So I was chatting to my aunt yesterday who’s visiting Ireland on an impromptu holiday and she asked me when my due date was. After I told her she says ‘Oh, that’s a few days before my mum’s birthday!’ We agreed it would be lovely if my sprog greeted the world on that day (her mum having passed away before I was born), but I decided it a bit narcissistic to name her after my late granny if it’s a girl, considering her name was Maggie too.
Anyway, I got a bit sentimental thinking about it because my mum, this aunt’s only sister, also passed away 12 years ago and it dawned on me that I’m not now just a motherless daughter, but soon a motherless mother as well!
Of course this had already crossed my mind many times after I found out I was pregnant, but something about talking to my aunt – who reminds me a bit of my mum and I don’t see very often – made me super soppy on the road home. But it’s not faaaaiiirrr!! I cry – the same dialogue going through my head as has done on many an occasion before; the injustice of it all!!
And I realised: no matter how much time passes, and no matter how many of life’s trials and tribulations you go through and strength you foolishly think you’ve built up in regards to grieving over a passage of time, when you lose someone that was such an integral part of your existence – your lifeline even – it still bloody hurts.
My mum died of cancer a few months before my 18th birthday. She didn’t have it that long, about three years if memory serves me, and it took her away from us a few months after she turned 51. She was the same age as her own mum Maggie was when she died, her having been consumed by the same disease too. That freaks me out.
I miss her everyday but especially at times like these when I think about how she won’t be here to help me at the hospital where I’ll no doubt be panicking and probably thinking every pain means I’m dying; she won’t be on hand to babysit or give me a break when I’ll probably be exhausted; she’s not here to ask for advice or tell me how to breastfeed when I’m doing it wrong and feeling like a failure; not even when I just need someone to look after me, so I don’t have to be strong all the time.
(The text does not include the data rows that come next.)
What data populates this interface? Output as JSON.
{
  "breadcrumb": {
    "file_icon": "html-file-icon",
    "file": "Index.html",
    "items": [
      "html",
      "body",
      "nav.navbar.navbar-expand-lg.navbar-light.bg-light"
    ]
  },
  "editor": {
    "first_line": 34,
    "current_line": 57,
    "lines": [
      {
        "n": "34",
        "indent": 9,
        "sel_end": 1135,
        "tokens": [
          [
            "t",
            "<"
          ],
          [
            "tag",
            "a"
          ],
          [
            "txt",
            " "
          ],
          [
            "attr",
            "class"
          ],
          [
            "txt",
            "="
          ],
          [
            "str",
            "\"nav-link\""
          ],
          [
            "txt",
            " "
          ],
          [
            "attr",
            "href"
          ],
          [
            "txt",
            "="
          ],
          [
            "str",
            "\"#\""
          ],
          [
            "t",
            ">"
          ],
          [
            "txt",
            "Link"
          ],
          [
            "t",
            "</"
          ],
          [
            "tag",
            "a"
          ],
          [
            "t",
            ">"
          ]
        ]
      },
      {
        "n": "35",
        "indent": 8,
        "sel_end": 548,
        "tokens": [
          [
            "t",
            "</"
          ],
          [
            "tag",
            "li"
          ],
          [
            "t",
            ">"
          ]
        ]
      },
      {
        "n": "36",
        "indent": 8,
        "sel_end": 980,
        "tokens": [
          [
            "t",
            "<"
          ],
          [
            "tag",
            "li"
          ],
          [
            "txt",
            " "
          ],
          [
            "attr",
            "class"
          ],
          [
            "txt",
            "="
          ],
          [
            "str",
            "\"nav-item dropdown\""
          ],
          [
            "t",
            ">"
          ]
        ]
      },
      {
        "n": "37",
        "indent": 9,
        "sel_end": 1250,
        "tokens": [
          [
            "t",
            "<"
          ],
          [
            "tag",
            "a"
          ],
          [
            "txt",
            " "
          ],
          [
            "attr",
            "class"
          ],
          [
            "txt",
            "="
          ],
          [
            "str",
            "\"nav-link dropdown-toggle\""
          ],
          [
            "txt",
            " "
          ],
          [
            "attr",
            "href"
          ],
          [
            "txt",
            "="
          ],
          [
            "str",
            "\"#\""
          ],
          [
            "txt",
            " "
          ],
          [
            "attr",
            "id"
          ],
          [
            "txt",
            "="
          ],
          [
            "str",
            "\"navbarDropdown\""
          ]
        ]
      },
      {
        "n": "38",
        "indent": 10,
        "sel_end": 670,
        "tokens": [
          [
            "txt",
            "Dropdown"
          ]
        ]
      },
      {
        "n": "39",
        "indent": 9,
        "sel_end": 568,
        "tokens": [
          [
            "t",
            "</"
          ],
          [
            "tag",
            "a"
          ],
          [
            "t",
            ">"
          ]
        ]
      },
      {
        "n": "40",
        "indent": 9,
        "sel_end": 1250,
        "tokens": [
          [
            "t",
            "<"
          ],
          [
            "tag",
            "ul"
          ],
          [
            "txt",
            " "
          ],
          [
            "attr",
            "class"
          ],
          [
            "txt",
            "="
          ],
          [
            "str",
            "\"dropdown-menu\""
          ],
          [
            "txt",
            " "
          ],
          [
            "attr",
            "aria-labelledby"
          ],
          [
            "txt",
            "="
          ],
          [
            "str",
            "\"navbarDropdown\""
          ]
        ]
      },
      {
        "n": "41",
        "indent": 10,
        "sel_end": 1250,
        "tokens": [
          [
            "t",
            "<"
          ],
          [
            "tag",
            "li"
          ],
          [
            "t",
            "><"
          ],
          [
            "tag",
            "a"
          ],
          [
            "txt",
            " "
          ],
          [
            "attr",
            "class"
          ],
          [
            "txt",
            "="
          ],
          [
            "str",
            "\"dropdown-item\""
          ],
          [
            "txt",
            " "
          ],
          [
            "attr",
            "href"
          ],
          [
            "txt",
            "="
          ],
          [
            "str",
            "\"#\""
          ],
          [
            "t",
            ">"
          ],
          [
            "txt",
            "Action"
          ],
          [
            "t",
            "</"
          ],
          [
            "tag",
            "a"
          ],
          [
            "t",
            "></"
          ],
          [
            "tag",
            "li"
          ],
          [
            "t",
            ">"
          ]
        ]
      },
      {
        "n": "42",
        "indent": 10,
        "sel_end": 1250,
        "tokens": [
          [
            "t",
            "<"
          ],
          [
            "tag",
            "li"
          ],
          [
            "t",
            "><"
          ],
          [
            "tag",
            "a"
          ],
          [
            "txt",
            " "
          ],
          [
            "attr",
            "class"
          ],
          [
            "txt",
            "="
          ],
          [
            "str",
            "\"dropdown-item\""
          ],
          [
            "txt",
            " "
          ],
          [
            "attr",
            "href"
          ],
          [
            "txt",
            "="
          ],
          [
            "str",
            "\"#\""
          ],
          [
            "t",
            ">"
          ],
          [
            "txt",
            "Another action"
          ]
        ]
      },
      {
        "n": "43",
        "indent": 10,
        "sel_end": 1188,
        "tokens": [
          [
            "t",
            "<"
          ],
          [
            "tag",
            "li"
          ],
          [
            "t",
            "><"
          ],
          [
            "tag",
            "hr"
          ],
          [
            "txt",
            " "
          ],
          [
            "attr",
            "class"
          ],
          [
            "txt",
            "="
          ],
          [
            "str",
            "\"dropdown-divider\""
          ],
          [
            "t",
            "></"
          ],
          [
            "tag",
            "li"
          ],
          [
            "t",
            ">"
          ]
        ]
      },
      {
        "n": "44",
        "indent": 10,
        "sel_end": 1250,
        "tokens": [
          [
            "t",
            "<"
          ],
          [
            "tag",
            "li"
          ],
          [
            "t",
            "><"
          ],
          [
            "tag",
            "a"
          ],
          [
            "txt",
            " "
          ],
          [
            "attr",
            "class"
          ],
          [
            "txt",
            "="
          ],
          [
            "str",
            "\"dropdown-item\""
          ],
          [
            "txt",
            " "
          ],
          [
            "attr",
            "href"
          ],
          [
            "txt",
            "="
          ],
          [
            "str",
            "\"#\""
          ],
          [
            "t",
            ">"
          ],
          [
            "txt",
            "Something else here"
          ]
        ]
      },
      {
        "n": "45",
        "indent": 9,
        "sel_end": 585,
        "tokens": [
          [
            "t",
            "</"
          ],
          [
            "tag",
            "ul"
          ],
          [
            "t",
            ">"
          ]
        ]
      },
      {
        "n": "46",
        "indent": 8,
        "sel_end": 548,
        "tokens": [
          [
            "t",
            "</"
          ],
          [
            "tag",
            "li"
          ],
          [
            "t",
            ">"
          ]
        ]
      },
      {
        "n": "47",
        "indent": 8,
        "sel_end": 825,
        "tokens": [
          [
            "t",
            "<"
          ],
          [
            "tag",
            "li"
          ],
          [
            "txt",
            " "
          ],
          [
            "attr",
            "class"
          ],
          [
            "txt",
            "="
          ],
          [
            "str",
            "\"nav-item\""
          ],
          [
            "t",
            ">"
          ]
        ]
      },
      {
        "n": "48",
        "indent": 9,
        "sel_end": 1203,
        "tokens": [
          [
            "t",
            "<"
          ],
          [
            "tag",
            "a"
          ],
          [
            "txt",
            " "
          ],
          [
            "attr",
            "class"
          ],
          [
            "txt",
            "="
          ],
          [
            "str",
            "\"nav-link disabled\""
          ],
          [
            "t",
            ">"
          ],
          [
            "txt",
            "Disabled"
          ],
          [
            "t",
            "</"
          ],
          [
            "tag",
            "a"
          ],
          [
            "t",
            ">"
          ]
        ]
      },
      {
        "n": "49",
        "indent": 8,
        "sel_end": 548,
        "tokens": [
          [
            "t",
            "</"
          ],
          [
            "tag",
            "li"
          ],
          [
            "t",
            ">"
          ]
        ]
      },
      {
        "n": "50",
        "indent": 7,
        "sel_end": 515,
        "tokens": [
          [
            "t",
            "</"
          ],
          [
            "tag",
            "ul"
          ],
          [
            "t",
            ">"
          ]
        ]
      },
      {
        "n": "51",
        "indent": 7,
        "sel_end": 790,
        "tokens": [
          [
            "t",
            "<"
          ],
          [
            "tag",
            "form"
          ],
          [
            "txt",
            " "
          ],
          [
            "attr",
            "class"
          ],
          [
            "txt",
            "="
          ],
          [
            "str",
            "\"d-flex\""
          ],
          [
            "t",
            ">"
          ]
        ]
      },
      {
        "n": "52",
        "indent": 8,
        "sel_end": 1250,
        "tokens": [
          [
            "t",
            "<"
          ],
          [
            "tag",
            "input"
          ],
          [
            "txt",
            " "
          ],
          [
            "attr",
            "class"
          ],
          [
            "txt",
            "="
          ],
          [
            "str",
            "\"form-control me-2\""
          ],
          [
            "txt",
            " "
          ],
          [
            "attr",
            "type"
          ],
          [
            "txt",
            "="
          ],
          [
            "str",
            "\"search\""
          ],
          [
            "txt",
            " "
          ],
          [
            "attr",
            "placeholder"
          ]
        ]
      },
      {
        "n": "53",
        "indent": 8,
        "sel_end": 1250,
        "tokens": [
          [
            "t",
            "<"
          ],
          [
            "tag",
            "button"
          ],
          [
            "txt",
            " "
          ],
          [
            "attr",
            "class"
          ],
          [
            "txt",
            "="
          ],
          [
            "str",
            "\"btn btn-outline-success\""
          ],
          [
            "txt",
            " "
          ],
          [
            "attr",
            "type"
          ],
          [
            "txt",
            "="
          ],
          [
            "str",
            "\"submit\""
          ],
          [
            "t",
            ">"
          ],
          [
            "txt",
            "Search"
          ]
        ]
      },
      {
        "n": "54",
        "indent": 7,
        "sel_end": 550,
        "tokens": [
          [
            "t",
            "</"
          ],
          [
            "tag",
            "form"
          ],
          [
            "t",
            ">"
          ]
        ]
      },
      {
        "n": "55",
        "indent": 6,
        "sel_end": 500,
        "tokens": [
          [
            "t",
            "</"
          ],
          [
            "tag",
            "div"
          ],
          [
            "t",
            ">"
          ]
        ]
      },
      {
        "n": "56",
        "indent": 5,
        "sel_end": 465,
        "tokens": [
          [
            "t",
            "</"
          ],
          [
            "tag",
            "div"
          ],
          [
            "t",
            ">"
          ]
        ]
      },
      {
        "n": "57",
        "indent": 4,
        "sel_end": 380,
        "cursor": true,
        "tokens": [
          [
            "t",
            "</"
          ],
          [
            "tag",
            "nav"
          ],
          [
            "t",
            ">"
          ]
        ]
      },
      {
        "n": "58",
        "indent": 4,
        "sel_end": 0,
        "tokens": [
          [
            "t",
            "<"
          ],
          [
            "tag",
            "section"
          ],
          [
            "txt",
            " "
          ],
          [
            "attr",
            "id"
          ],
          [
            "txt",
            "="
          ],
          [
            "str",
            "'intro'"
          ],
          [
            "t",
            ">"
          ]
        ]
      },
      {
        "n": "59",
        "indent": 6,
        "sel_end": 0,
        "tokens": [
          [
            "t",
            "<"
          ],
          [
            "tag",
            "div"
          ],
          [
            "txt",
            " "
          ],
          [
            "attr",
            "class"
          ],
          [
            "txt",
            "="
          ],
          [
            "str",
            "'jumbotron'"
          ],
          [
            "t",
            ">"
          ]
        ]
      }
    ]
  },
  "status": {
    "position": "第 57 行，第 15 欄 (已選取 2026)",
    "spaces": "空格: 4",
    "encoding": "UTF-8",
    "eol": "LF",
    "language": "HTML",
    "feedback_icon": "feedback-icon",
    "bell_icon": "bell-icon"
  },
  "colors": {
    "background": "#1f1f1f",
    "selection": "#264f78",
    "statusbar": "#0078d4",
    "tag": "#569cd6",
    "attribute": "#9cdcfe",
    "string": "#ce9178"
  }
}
My mum was pregnant with my sister at the same age as I am now. And I’m disappointed that I can’t introduce her to her first grandchild ’cause I know she’d be over the moon. It pure annoys me that I have to grin and bear everyone’s well-meaning advice forced down my throat about hospitals, and birthing, and pain-relief, and child-rearing, and work, and how I’m going to manage ’cause at the end of the day, the only advice I’ve ever really wanted or needed, is my mums.
When I give myself 5 minutes away from the noise to sit with myself, I feel my mum’s advice as a gut instinct and a ‘knowing’ that, you know what? everything will be OK and that I will cope. There’s never a ‘right’ time to start a family or buy a house or move away or go travelling or get married. When we stop over-thinking and let life be, it happens so beautifully on it’s own – I don’t have to be in control of every tiny part, every second of everyday. I know my mum left us early, but she left me strong enough to cope in this big bad world on my own thank you very much! So what if I lose the rag from lack of sleep and have a melt down? I’ll get over it! So what if I struggle for a few weeks with the realisation that I’m responsible for a real-life human being that suddenly needs more attention than I do?! Aren’t I lucky to have it!
Like I’ve had to do for the past twelve years, I’ll continue to learn and stand on my own two feet as I grow, and feel so grateful that I had the time I did have with my mum, for she really made it magical when she could – and I can only hope that I will be as good of a parent as she was when my little sprog eventually shows his or her face – on granny Maggie’s birthday or not!